No podemos olvidar otro gran acierto de esta última revisitación de Cuento de Navidad: las voces, es decir, el hecho de que Jim Carrey ponga voz a siete personajes distintos, no solo a Scrooge, pues las seis restantes también le pertenecen; son sus voces interiores.

La retahíla es larga; las películas que la componen, de calidad desigual; si bien, al fin y al cabo, cada una de ellas, engalana, llena y hermosea ese vasto corpus literario-cinematográfico de límites difusos, desde la primitiva de 1901, con aquel peculiar e incluso pueril fantasma envuelto en una sábana blanca, hasta el expresionismo del espectáculo visual de Zemeckis, pasando por el patetismo sentimental de la magnífica Scrooge (1935), con la excelente interpretación de Seymour Hicks (Ebenezer Scrooge) y de Donald Calthrop (Tom Crachit) y rebosante de escenas henchidas de emotividad (recuérdese la ternura de Crachit con el pequeño Tiny Tim o la conversión de Scrooge, tan verosímil que nos devuelve la fe en los milagros). Igualmente excepcional es la versión homónima de Brian Desmond Hurst (Scrooch, 1951), sobre todo en virtud de la actuación única e irrepetible de Alastair Sim, donde la sobriedad y el humor sarcástico se funden para crear un personaje inolvidable, tan especial como el creado por Michel Caine, con su mirada socarrona, en compañía de los teleñecos (The Muppet Christmas Carol, Brian Henson, 1992). Más de cien años han transcurrido entre la popular adaptación de Thomas Edison, de 1907, y la película de Zemeckis, pero al final, como siempre, asistimos a la catarsis de Scrooge (acaso a la nuestra propia). Pero ¿es posible un cambio de tal magnitud o habremos de afrontar la conocida frase de Joseph Conrad y admitir “que el tigre no puede cambiar sus rayas ni el leopardo sus manchas”?

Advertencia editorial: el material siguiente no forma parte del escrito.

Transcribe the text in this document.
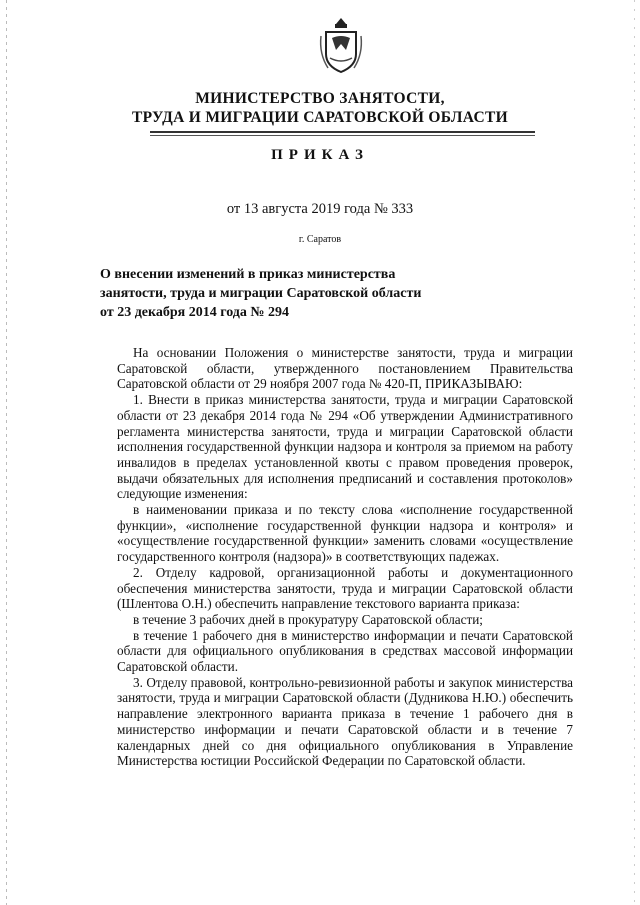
МИНИСТЕРСТВО ЗАНЯТОСТИ,
ТРУДА И МИГРАЦИИ САРАТОВСКОЙ ОБЛАСТИ
ПРИКАЗ
от 13 августа 2019 года № 333
г. Саратов
О внесении изменений в приказ министерства
занятости, труда и миграции Саратовской области
от 23 декабря 2014 года № 294

На основании Положения о министерстве занятости, труда и миграции Саратовской области, утвержденного постановлением Правительства Саратовской области от 29 ноября 2007 года № 420-П, ПРИКАЗЫВАЮ:

1. Внести в приказ министерства занятости, труда и миграции Саратовской области от 23 декабря 2014 года № 294 «Об утверждении Административного регламента министерства занятости, труда и миграции Саратовской области исполнения государственной функции надзора и контроля за приемом на работу инвалидов в пределах установленной квоты с правом проведения проверок, выдачи обязательных для исполнения предписаний и составления протоколов» следующие изменения:

в наименовании приказа и по тексту слова «исполнение государственной функции», «исполнение государственной функции надзора и контроля» и «осуществление государственной функции» заменить словами «осуществление государственного контроля (надзора)» в соответствующих падежах.

2. Отделу кадровой, организационной работы и документационного обеспечения министерства занятости, труда и миграции Саратовской области (Шлентова О.Н.) обеспечить направление текстового варианта приказа:

в течение 3 рабочих дней в прокуратуру Саратовской области;

в течение 1 рабочего дня в министерство информации и печати Саратовской области для официального опубликования в средствах массовой информации Саратовской области.

3. Отделу правовой, контрольно-ревизионной работы и закупок министерства занятости, труда и миграции Саратовской области (Дудникова Н.Ю.) обеспечить направление электронного варианта приказа в течение 1 рабочего дня в министерство информации и печати Саратовской области и в течение 7 календарных дней со дня официального опубликования в Управление Министерства юстиции Российской Федерации по Саратовской области.
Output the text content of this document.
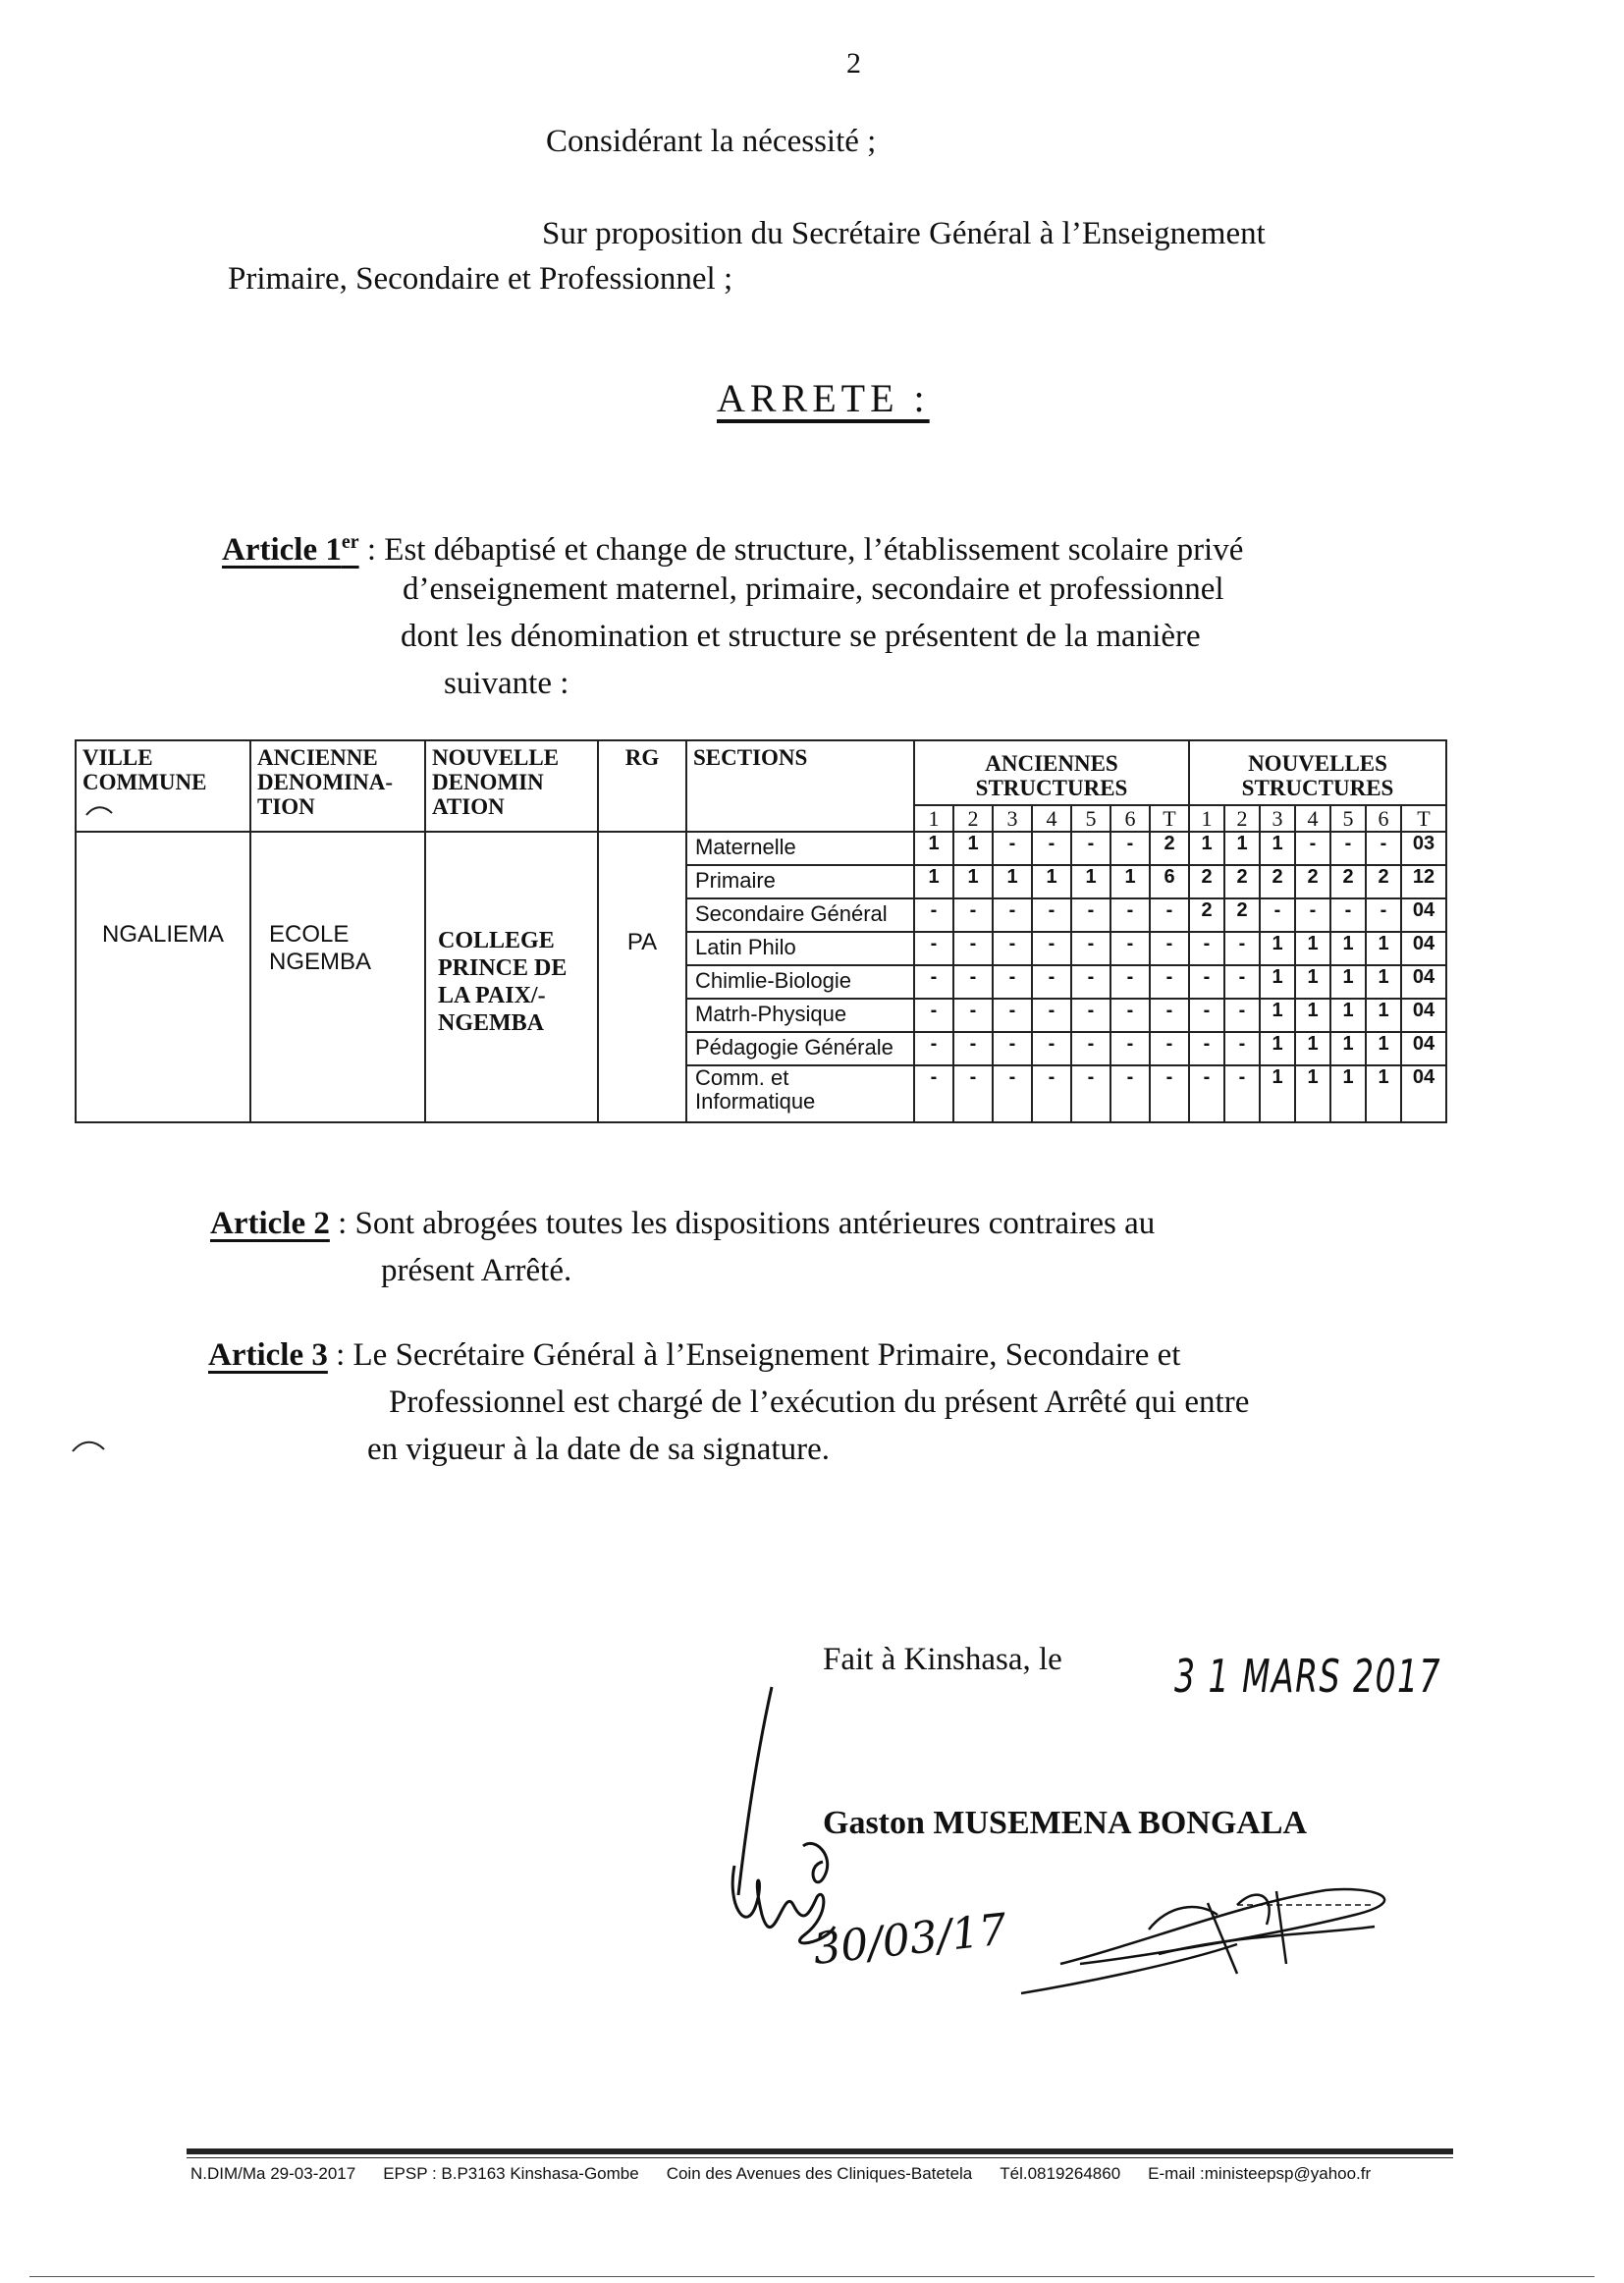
2
Considérant la nécessité ;
Sur proposition du Secrétaire Général à l’Enseignement
Primaire, Secondaire et Professionnel ;
ARRETE :
Article 1er : Est débaptisé et change de structure, l’établissement scolaire privé
d’enseignement maternel, primaire, secondaire et professionnel
dont les dénomination et structure se présentent de la manière
suivante :
VILLE COMMUNE	ANCIENNE DENOMINA-TION	NOUVELLE DENOMIN ATION	RG	SECTIONS	ANCIENNES STRUCTURES							NOUVELLES STRUCTURES						
					1	2	3	4	5	6	T	1	2	3	4	5	6	T
NGALIEMA	ECOLE NGEMBA	COLLEGE PRINCE DE LA PAIX/- NGEMBA	PA	Maternelle	1	1	-	-	-	-	2	1	1	1	-	-	-	03
				Primaire	1	1	1	1	1	1	6	2	2	2	2	2	2	12
				Secondaire Général	-	-	-	-	-	-	-	2	2	-	-	-	-	04
				Latin Philo	-	-	-	-	-	-	-	-	-	1	1	1	1	04
				Chimlie-Biologie	-	-	-	-	-	-	-	-	-	1	1	1	1	04
				Matrh-Physique	-	-	-	-	-	-	-	-	-	1	1	1	1	04
				Pédagogie Générale	-	-	-	-	-	-	-	-	-	1	1	1	1	04
				Comm. et Informatique	-	-	-	-	-	-	-	-	-	1	1	1	1	04
Article 2 : Sont abrogées toutes les dispositions antérieures contraires au
présent Arrêté.
Article 3 : Le Secrétaire Général à l’Enseignement Primaire, Secondaire et
Professionnel est chargé de l’exécution du présent Arrêté qui entre
en vigueur à la date de sa signature.
Fait à Kinshasa, le 3 1 MARS 2017
Gaston MUSEMENA BONGALA
30/03/17
N.DIM/Ma 29-03-2017 EPSP : B.P3163 Kinshasa-Gombe Coin des Avenues des Cliniques-Batetela Tél.0819264860 E-mail :ministeepsp@yahoo.fr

Recordemos el desgraciado final que aguarda a las hermanas de Bella en ese otro estupendo cuento de hadas, La Bella y la Bestia: apresadas por siempre en cuerpos de piedra, testigos mudos de una felicidad ajena, porque es un milagro que pueda convertirse un corazón perverso y envidioso.

Y sin embargo, creamos, porque el milagro existe y, ya se sabe, es un hecho cotidiano.